Die Pfadfinderschaft Nordmark (PSN)
Dieser Teil von Historica geht auf die Geschichte der Pfadfinderschaft Nordmark ein. Folgender Artikel
wurde in der "Dokumentation 2" des DPV gefunden, dem die PSN angehört.
In den letzten Jahren hat sich in unserer Führerschaft ein klares Bewußtsein gebildet,
was Platz und Notwendigkeit der Pfadfinderei im Spektrum der Jugendarbeit,
ganz besonders in der Großstadt, anbetrifft.

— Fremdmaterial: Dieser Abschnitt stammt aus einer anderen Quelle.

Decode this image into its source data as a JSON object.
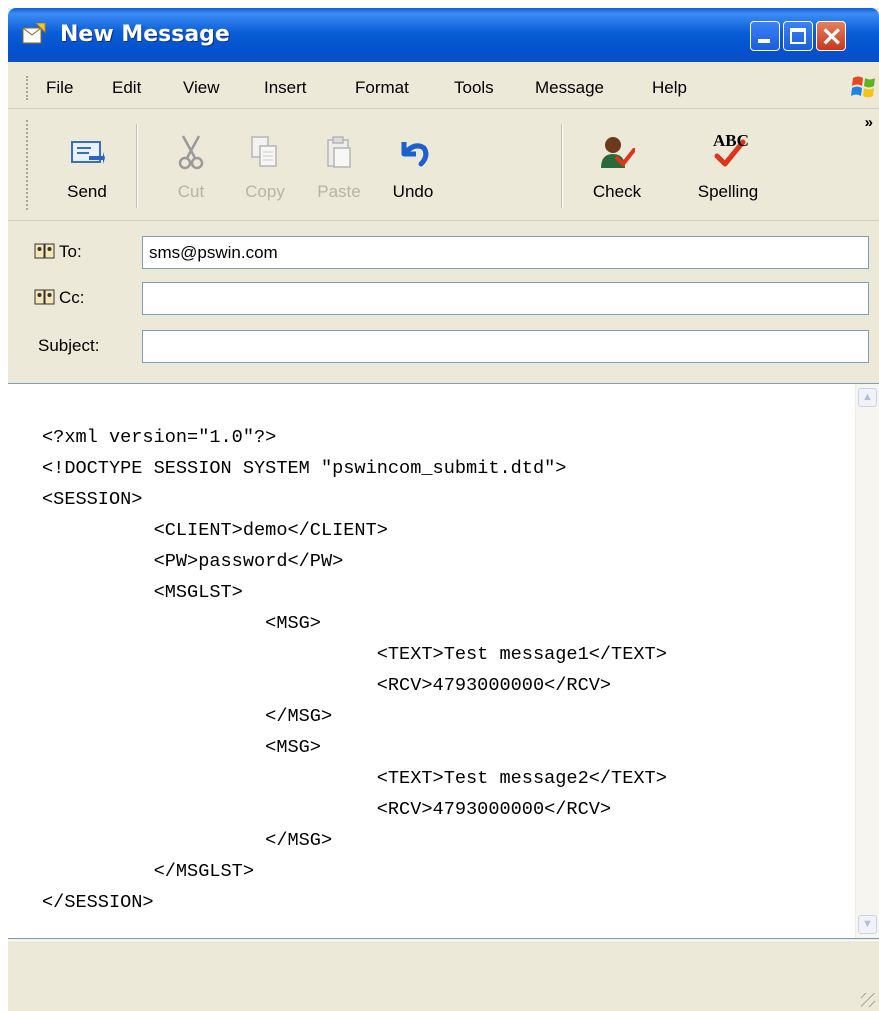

Während die Jahre vor 1976 aus verschiedensten Gründen sehr unruhig verliefen
(Kontroversen über die zukünftige Entwicklung des Bundes, Abspaltungen und
Beitritte - u. a. Stamm Roland BDP Bremen 1970, Hanseatischer Pfadfinderbund 1971
und Bremer Pfadfinderjugend 1976) konnte sich unser Bund bis heute immer mehr festigen.

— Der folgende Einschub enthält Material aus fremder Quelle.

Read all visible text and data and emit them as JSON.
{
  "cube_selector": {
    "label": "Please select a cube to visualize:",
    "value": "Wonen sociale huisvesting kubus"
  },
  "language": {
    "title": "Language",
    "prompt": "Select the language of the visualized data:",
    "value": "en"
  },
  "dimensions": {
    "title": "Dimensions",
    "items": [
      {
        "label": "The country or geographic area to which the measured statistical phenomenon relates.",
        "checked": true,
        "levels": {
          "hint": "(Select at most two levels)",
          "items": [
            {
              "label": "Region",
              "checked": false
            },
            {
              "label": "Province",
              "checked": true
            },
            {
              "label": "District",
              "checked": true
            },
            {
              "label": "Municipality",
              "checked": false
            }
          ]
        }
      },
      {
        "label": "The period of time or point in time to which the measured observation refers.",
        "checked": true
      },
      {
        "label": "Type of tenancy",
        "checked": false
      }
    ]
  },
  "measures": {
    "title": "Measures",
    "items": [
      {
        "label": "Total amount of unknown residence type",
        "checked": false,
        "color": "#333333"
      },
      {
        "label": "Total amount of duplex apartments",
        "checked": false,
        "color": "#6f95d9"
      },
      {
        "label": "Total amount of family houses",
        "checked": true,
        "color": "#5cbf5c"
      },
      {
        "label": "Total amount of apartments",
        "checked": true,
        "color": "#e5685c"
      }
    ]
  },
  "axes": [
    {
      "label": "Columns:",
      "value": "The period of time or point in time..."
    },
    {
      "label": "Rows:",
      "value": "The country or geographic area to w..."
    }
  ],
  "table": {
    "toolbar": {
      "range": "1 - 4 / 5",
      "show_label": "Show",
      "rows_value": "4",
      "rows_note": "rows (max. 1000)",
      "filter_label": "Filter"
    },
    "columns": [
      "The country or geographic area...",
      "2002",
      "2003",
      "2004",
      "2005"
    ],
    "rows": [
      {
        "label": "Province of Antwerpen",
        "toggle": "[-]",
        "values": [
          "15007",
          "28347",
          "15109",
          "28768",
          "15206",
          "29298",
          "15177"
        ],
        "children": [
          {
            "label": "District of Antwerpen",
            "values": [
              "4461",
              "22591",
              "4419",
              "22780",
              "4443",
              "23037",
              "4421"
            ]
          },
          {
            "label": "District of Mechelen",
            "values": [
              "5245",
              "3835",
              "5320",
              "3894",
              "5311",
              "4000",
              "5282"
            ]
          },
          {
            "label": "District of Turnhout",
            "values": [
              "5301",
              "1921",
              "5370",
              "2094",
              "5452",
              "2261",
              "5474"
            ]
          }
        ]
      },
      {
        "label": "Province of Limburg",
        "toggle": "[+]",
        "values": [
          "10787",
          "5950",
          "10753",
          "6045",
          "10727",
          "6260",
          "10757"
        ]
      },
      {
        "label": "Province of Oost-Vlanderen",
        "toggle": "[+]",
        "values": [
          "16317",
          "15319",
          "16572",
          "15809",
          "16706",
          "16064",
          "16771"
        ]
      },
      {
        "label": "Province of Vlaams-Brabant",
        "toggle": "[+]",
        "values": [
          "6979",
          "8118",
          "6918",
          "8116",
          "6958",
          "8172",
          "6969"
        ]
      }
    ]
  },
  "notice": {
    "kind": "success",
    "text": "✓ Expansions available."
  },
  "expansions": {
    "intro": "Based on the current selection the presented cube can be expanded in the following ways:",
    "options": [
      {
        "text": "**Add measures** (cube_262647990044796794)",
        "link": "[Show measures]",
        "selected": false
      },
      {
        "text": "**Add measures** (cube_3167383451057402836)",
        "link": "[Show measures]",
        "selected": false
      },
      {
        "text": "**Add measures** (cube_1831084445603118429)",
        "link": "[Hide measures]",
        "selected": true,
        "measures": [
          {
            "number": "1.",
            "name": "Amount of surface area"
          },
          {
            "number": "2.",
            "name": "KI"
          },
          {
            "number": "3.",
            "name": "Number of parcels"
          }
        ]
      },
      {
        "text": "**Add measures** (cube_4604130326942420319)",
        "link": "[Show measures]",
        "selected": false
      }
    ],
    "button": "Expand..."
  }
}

Anzeichen, wie die seitdem unveränderte Verbandsführung, eine Verstärkung der Gruppenleitermannschaft
um das Doppelte, der Aufbau zweier neuer Stämme und ein neues Domizil in der
Innenstadt sprechen dafür. Das Bremer Jugendamt hat deshalb im letzten Jahr
unsere bis dahin nur vorläufig anerkannte Förderungswürdigkeit endgültig bestätigt.

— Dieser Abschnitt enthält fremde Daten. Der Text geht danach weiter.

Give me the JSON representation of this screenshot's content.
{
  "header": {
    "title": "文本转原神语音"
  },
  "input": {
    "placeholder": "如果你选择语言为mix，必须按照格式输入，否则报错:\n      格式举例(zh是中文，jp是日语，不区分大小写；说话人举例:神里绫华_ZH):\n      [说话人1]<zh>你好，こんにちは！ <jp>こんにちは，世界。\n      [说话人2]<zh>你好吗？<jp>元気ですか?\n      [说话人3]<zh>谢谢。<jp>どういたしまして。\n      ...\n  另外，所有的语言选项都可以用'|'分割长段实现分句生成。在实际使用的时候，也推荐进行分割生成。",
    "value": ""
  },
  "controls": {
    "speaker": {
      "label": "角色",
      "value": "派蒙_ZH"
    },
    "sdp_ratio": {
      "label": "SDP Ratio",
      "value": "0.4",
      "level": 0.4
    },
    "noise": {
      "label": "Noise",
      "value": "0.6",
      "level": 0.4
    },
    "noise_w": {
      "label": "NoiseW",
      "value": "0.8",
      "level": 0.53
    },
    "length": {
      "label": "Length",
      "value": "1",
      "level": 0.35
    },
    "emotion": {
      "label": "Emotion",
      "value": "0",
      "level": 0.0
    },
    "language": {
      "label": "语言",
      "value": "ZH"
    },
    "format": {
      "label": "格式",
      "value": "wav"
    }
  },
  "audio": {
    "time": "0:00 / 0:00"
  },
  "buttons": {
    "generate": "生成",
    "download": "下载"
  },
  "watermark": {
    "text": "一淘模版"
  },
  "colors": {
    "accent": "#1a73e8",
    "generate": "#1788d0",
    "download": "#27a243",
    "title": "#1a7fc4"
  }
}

Jugendarbeit in einer Großstadt steht unter dem Zeichen einer stark technisierten
Umwelt und wird geprägt durch Wohnverhältnisse, die die Anonymität und Kommunikationsarmut
fördern, sowie durch Tendenzen, die dem Jugendlichen die Orientierung an überschaubaren
Wertvorstellungen und konkrete Perspektiven kaum noch ermöglichen.
Mit unserer Arbeit versuchen wir den Jugendlichen eine soziale Einstellung zu vermitteln, die
sich in Begriffen wie Ge-meinschaft, Partnerschaft oder Aufeinander- Rücksichtnehmen fassen lassen.
Über die Funktion der Gruppe wollen wir die Strukturen der Gesellschaft verständlicher
machen und damit erreichen, daß der einzelne positive Wertvorstellungen
verinnerlicht und seinen eigenen Standort bestimmen kann.
Unsere Gruppen konnten sich im Laufe unseres Bestehens ein immer breiteres
Aktivitätsspektrum erarbeiten (Theaterarbeit, Filmarbeit, Umfrageaktionen, Schulhilfe).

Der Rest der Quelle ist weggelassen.